Any firm that wants a sound risk management system must comply with all risk management regulations. To help with compliance, most firms have turned to RegTech – a subset of fintech that focuses on technologies that can facilitate the delivery of regulatory requirements more efficiently and effectively when compared with the existing traditional capabilities. AI is an excellent RegTech tool because it allows for continuous monitoring of firm activities. This way, the firm has access to real-time insights that help it avoid compliance breaches rather than dealing with the consequences of breaches after they have occurred.
For risk management, AI and machines offer several key benefits:
Improved data processing: AI and machine learning techniques have made it possible to process structured and unstructured data in massive amounts. Datasets can even be combined to form new variables that unravel key relationships.
Improved efficiency: Automation of repetitive tasks can help firms to reduce costs.
Real-time and predictive insights: AI and machine learning tools can alert firms about new exposures faster than traditional tools, increase preventative risk advice, and help firms develop faster response times in critical situations.
Improved decision making: Machine learning is associated with better decision-making through greater (predictive) insights and risk visibility.
Several practical issues plague the use of AI and machine learning techniques in risk management:
The availability of suitable data: Although multiple AI and machine learning tools have been developed with the ability to read all types of data, firms have been slow to organize their internal data in a way that makes its analysis and processing simple and straightforward. In some cases, data is held by different departments (silos) or systems, and sometimes the sharing of such data with other internal departments is restricted. In other cases, firms do not record important data but merely keep it as “informal knowledge.”
Availability of skilled staff: There’s an overall shortage of skilled employees who can work with modern AI and machine learning tools. In the same vein, staff training is a painstaking, time-consuming exercise that has so far failed to keep up with the development of new AI solutions. However, there have been efforts to overcome this problem, notably by creating learning campuses that solely focus on AI and machine learning techniques. For example, Goldman Sachs has set up a campus in India aiming to train more than 7,000 individuals on how to use these tools effectively.
Accuracy of machine learning solutions: There’s no doubt that AI and machine learning solutions can help improve risk management, but not all the underlying tools are effective. Some have been found to suggest unrealistic or inaccurate solutions that cannot be implemented. As such, the use of all machine learning solutions has to be accompanied by continuous monitoring and constant evaluation. Firms have to incorporate human input at various stages instead of giving algorithms full control (from data gathering to decision making).

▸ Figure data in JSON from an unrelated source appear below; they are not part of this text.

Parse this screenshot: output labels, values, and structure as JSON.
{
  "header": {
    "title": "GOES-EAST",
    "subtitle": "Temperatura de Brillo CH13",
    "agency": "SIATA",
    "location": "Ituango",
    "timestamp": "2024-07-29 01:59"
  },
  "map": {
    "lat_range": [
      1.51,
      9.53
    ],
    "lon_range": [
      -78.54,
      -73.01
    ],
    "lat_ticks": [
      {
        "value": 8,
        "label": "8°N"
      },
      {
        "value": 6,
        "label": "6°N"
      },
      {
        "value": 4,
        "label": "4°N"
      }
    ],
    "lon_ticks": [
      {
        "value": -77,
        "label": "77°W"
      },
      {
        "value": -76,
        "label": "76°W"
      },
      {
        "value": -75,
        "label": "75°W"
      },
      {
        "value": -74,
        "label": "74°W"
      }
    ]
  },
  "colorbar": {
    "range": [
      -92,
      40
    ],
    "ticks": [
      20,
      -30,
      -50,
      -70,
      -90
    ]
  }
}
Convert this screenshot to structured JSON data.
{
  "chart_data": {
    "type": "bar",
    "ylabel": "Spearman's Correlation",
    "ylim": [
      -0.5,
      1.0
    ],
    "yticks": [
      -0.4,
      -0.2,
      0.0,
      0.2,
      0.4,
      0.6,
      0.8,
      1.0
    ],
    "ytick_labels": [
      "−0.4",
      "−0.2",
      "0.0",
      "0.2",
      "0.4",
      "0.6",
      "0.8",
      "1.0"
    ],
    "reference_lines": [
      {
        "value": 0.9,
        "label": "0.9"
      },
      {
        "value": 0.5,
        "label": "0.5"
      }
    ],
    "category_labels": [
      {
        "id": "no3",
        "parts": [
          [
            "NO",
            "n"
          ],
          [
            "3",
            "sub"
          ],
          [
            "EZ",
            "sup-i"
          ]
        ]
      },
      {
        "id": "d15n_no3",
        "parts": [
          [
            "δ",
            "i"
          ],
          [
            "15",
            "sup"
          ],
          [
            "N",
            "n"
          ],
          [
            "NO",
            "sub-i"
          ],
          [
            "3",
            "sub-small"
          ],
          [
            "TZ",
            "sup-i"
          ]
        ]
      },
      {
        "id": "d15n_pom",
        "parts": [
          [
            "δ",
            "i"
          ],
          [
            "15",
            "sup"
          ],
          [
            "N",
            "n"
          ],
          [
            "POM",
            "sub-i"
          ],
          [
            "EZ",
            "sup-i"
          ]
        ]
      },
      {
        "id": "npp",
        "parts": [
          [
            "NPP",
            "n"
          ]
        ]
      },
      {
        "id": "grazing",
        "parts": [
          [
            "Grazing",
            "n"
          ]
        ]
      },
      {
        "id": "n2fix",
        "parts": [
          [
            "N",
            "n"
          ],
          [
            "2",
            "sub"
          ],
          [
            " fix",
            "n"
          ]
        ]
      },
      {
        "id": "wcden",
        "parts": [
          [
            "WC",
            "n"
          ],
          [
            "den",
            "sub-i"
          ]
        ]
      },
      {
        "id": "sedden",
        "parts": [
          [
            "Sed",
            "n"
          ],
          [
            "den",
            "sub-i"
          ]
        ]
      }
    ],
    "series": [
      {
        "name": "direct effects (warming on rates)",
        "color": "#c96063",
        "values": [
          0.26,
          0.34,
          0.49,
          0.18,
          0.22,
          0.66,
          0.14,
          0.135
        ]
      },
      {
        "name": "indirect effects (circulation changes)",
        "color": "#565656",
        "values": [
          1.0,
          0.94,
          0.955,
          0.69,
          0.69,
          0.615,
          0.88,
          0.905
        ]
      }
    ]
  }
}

Transparency and ethics: As good as AI and machine learning tools can be, there seems to be a consensus that some of the underlying solutions are not as transparent as firms and regulatory authorities would want. One of the most contentious solutions is deep learning, where models work out the output in a black box system. If a firm cannot clearly demonstrate how certain decisions are made, it would be difficult to convince regulatory authorities that the models being used are valid and ethically sound.